Banking News
- Regulator urges banks to curb loan growth
Date: 15-Nov-2007 Sources: (Shenzhen Daily)
THE country's banking regulator had urged banks to tighten lending as it strived to keep loan growth below ceilings, domestic media said yesterday.
China Banking Regulatory Commission summoned an industry meeting Tuesday to tell banks to further control their lending pace to meet the regulator's target of 15 percent in loan growth for 2007, the Shanghai Securities News reported.
Outstanding yuan-denominated loans grew to 26 trillion yuan (US$3.5 trillion) by the end of October, up 17.7 percent from a year earlier, according to figures released by the central bank Monday.
China has taken a series of measures to curb excessive liquidity in its financial system to help prevent the economy from overheating, including five interest rate hikes so far this year.
The government announced Saturday another increase in the bank reserve requirement - the money banks need to set aside with the central bank - the ninth such increase this year.

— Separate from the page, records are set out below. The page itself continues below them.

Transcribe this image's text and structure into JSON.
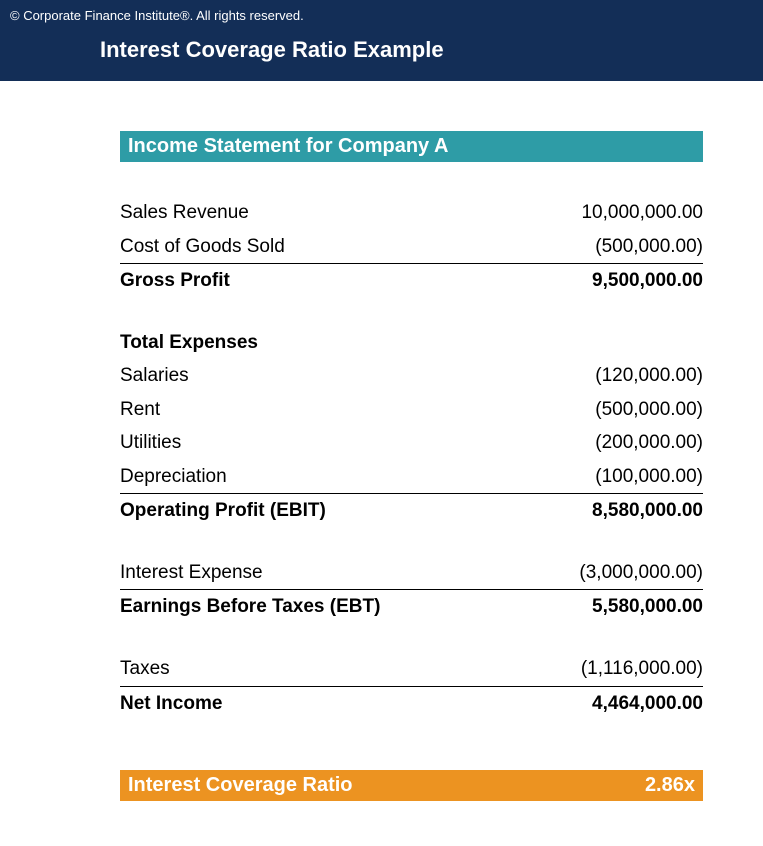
{
  "header": {
    "copyright": "© Corporate Finance Institute®. All rights reserved.",
    "title": "Interest Coverage Ratio Example"
  },
  "colors": {
    "header_bg": "#132e57",
    "section_teal": "#2e9ca6",
    "section_orange": "#ec9321",
    "text_white": "#ffffff",
    "text_black": "#000000",
    "border": "#000000"
  },
  "statement": {
    "heading": "Income Statement for Company A",
    "rows": {
      "sales_revenue": {
        "label": "Sales Revenue",
        "value": "10,000,000.00"
      },
      "cogs": {
        "label": "Cost of Goods Sold",
        "value": "(500,000.00)"
      },
      "gross_profit": {
        "label": "Gross Profit",
        "value": "9,500,000.00"
      },
      "total_expenses_header": {
        "label": "Total Expenses"
      },
      "salaries": {
        "label": "Salaries",
        "value": "(120,000.00)"
      },
      "rent": {
        "label": "Rent",
        "value": "(500,000.00)"
      },
      "utilities": {
        "label": "Utilities",
        "value": "(200,000.00)"
      },
      "depreciation": {
        "label": "Depreciation",
        "value": "(100,000.00)"
      },
      "operating_profit": {
        "label": "Operating Profit (EBIT)",
        "value": "8,580,000.00"
      },
      "interest_expense": {
        "label": "Interest Expense",
        "value": "(3,000,000.00)"
      },
      "ebt": {
        "label": "Earnings Before Taxes (EBT)",
        "value": "5,580,000.00"
      },
      "taxes": {
        "label": "Taxes",
        "value": "(1,116,000.00)"
      },
      "net_income": {
        "label": "Net Income",
        "value": "4,464,000.00"
      }
    }
  },
  "ratio": {
    "label": "Interest Coverage Ratio",
    "value": "2.86x"
  },
  "typography": {
    "title_fontsize": 22,
    "section_header_fontsize": 20,
    "row_fontsize": 19,
    "copyright_fontsize": 13
  }
}
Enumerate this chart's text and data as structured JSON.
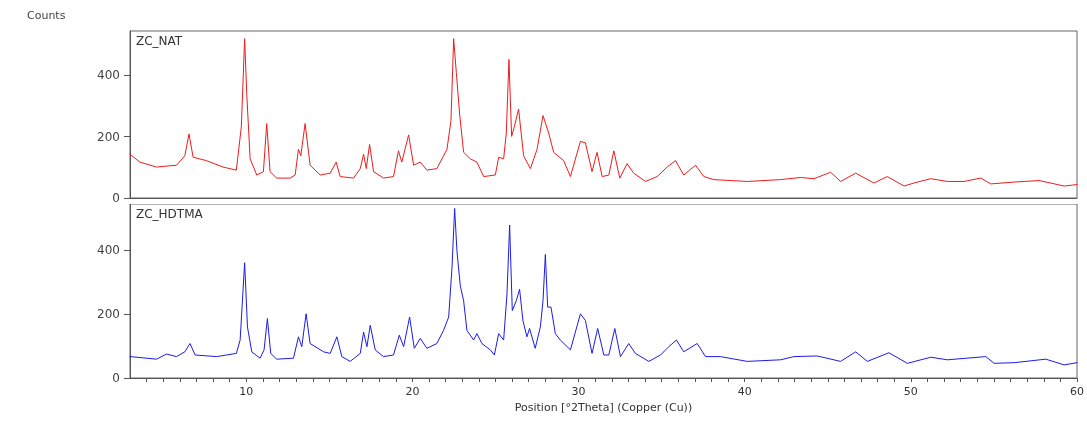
{
  "chart_data": [
    {
      "type": "line",
      "ylabel": "Counts",
      "xlim": [
        3,
        60
      ],
      "ylim": [
        0,
        545
      ],
      "yticks": [
        0,
        200,
        400
      ],
      "xticks": [
        10,
        20,
        30,
        40,
        50,
        60
      ],
      "tick_labels": "y",
      "grid": false,
      "legend": false,
      "marker": "none",
      "line_style": "solid",
      "series": [
        {
          "name": "ZC_NAT",
          "color": "#ee1c1c",
          "x": [
            3.0,
            3.6,
            4.6,
            5.8,
            6.3,
            6.55,
            6.8,
            7.6,
            8.6,
            9.4,
            9.7,
            9.9,
            10.03,
            10.23,
            10.63,
            11.03,
            11.23,
            11.43,
            11.83,
            12.64,
            12.94,
            13.14,
            13.28,
            13.54,
            13.84,
            14.45,
            15.05,
            15.41,
            15.65,
            16.45,
            16.86,
            17.06,
            17.22,
            17.42,
            17.66,
            18.26,
            18.86,
            19.16,
            19.36,
            19.77,
            20.07,
            20.47,
            20.87,
            21.47,
            22.08,
            22.32,
            22.48,
            22.64,
            22.84,
            23.08,
            23.48,
            23.88,
            24.29,
            24.99,
            25.19,
            25.49,
            25.65,
            25.81,
            25.97,
            26.13,
            26.39,
            26.69,
            27.1,
            27.5,
            27.86,
            28.2,
            28.5,
            29.1,
            29.51,
            30.11,
            30.41,
            30.81,
            31.11,
            31.42,
            31.82,
            32.12,
            32.48,
            32.92,
            33.32,
            34.03,
            34.73,
            35.33,
            35.83,
            36.33,
            37.04,
            37.54,
            38.14,
            40.15,
            42.16,
            43.36,
            44.17,
            45.17,
            45.77,
            46.68,
            47.78,
            48.58,
            49.59,
            50.19,
            51.2,
            52.2,
            53.2,
            54.21,
            54.81,
            56.22,
            57.72,
            59.23,
            60
          ],
          "values": [
            143,
            117,
            101,
            107,
            138,
            209,
            133,
            122,
            101,
            91,
            232,
            520,
            337,
            128,
            75,
            86,
            243,
            86,
            65,
            65,
            75,
            159,
            138,
            243,
            107,
            75,
            81,
            117,
            70,
            65,
            96,
            143,
            96,
            175,
            86,
            65,
            70,
            154,
            117,
            206,
            107,
            117,
            91,
            96,
            159,
            253,
            520,
            410,
            274,
            149,
            128,
            117,
            70,
            75,
            133,
            128,
            212,
            452,
            201,
            232,
            290,
            138,
            96,
            159,
            269,
            212,
            149,
            122,
            70,
            185,
            180,
            86,
            149,
            70,
            75,
            154,
            65,
            112,
            81,
            54,
            70,
            101,
            122,
            75,
            107,
            70,
            60,
            54,
            60,
            67,
            63,
            84,
            54,
            81,
            49,
            70,
            39,
            49,
            63,
            54,
            54,
            65,
            46,
            52,
            57,
            39,
            44
          ]
        }
      ]
    },
    {
      "type": "line",
      "xlabel": "Position [°2Theta] (Copper (Cu))",
      "xlim": [
        3,
        60
      ],
      "ylim": [
        0,
        545
      ],
      "yticks": [
        0,
        200,
        400
      ],
      "xticks": [
        {
          "value": 4,
          "label": null
        },
        {
          "value": 5,
          "label": null
        },
        {
          "value": 6,
          "label": null
        },
        {
          "value": 7,
          "label": null
        },
        {
          "value": 8,
          "label": null
        },
        {
          "value": 9,
          "label": null
        },
        10,
        {
          "value": 11,
          "label": null
        },
        {
          "value": 12,
          "label": null
        },
        {
          "value": 13,
          "label": null
        },
        {
          "value": 14,
          "label": null
        },
        {
          "value": 15,
          "label": null
        },
        {
          "value": 16,
          "label": null
        },
        {
          "value": 17,
          "label": null
        },
        {
          "value": 18,
          "label": null
        },
        {
          "value": 19,
          "label": null
        },
        20,
        {
          "value": 21,
          "label": null
        },
        {
          "value": 22,
          "label": null
        },
        {
          "value": 23,
          "label": null
        },
        {
          "value": 24,
          "label": null
        },
        {
          "value": 25,
          "label": null
        },
        {
          "value": 26,
          "label": null
        },
        {
          "value": 27,
          "label": null
        },
        {
          "value": 28,
          "label": null
        },
        {
          "value": 29,
          "label": null
        },
        30,
        {
          "value": 31,
          "label": null
        },
        {
          "value": 32,
          "label": null
        },
        {
          "value": 33,
          "label": null
        },
        {
          "value": 34,
          "label": null
        },
        {
          "value": 35,
          "label": null
        },
        {
          "value": 36,
          "label": null
        },
        {
          "value": 37,
          "label": null
        },
        {
          "value": 38,
          "label": null
        },
        {
          "value": 39,
          "label": null
        },
        40,
        {
          "value": 41,
          "label": null
        },
        {
          "value": 42,
          "label": null
        },
        {
          "value": 43,
          "label": null
        },
        {
          "value": 44,
          "label": null
        },
        {
          "value": 45,
          "label": null
        },
        {
          "value": 46,
          "label": null
        },
        {
          "value": 47,
          "label": null
        },
        {
          "value": 48,
          "label": null
        },
        {
          "value": 49,
          "label": null
        },
        50,
        {
          "value": 51,
          "label": null
        },
        {
          "value": 52,
          "label": null
        },
        {
          "value": 53,
          "label": null
        },
        {
          "value": 54,
          "label": null
        },
        {
          "value": 55,
          "label": null
        },
        {
          "value": 56,
          "label": null
        },
        {
          "value": 57,
          "label": null
        },
        {
          "value": 58,
          "label": null
        },
        {
          "value": 59,
          "label": null
        },
        60
      ],
      "grid": false,
      "legend": false,
      "marker": "none",
      "line_style": "solid",
      "series": [
        {
          "name": "ZC_HDTMA",
          "color": "#1c1ce6",
          "x": [
            3.0,
            4.6,
            5.2,
            5.8,
            6.3,
            6.61,
            6.92,
            8.22,
            9.4,
            9.63,
            9.9,
            10.07,
            10.33,
            10.83,
            11.07,
            11.27,
            11.47,
            11.83,
            12.84,
            13.14,
            13.34,
            13.6,
            13.84,
            14.65,
            15.05,
            15.45,
            15.75,
            16.25,
            16.86,
            17.06,
            17.26,
            17.46,
            17.76,
            18.26,
            18.86,
            19.21,
            19.47,
            19.83,
            20.11,
            20.47,
            20.87,
            21.47,
            21.87,
            22.18,
            22.38,
            22.54,
            22.68,
            22.88,
            23.08,
            23.28,
            23.68,
            23.88,
            24.18,
            24.69,
            24.93,
            25.19,
            25.49,
            25.69,
            25.85,
            26.01,
            26.25,
            26.45,
            26.65,
            26.89,
            27.05,
            27.39,
            27.7,
            27.86,
            28.0,
            28.14,
            28.34,
            28.6,
            28.9,
            29.51,
            30.11,
            30.41,
            30.81,
            31.15,
            31.52,
            31.82,
            32.18,
            32.52,
            33.02,
            33.42,
            34.23,
            34.93,
            35.43,
            35.89,
            36.33,
            37.14,
            37.64,
            38.54,
            40.15,
            42.16,
            42.96,
            44.37,
            45.77,
            46.68,
            47.38,
            48.68,
            49.79,
            51.2,
            52.2,
            54.51,
            55.01,
            56.22,
            58.12,
            59.23,
            60
          ],
          "values": [
            67,
            59,
            75,
            67,
            82,
            108,
            72,
            67,
            77,
            119,
            361,
            160,
            82,
            62,
            88,
            186,
            77,
            59,
            62,
            129,
            98,
            201,
            108,
            82,
            77,
            129,
            67,
            52,
            77,
            144,
            98,
            165,
            88,
            67,
            72,
            134,
            98,
            191,
            93,
            124,
            93,
            108,
            149,
            191,
            345,
            531,
            397,
            289,
            242,
            149,
            119,
            139,
            108,
            88,
            72,
            139,
            119,
            263,
            479,
            211,
            242,
            278,
            180,
            129,
            155,
            93,
            160,
            242,
            387,
            222,
            222,
            139,
            119,
            88,
            201,
            180,
            77,
            155,
            72,
            72,
            155,
            67,
            108,
            77,
            52,
            72,
            98,
            119,
            82,
            108,
            67,
            67,
            52,
            57,
            67,
            69,
            52,
            82,
            52,
            79,
            46,
            65,
            57,
            67,
            46,
            48,
            59,
            41,
            48
          ]
        }
      ]
    }
  ]
}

To meet the banking regulator's target of 15 percent in lending growth, domestic banks can only lend a combined 85 billion yuan for the rest of 2007, or a mere 2.4 percent of the money they have already lent this year.
It looks unlikely that the government target will be met, an industry insider told the newspaper.
The agency only has limited ways of imposing its will on the banks, such as forcing them to buy government paper at below-market yields.
The banking regulator has been cracking down on loans illegally going into the country's red-hot stock market and property sector and has punished some lenders for sloppy risk control.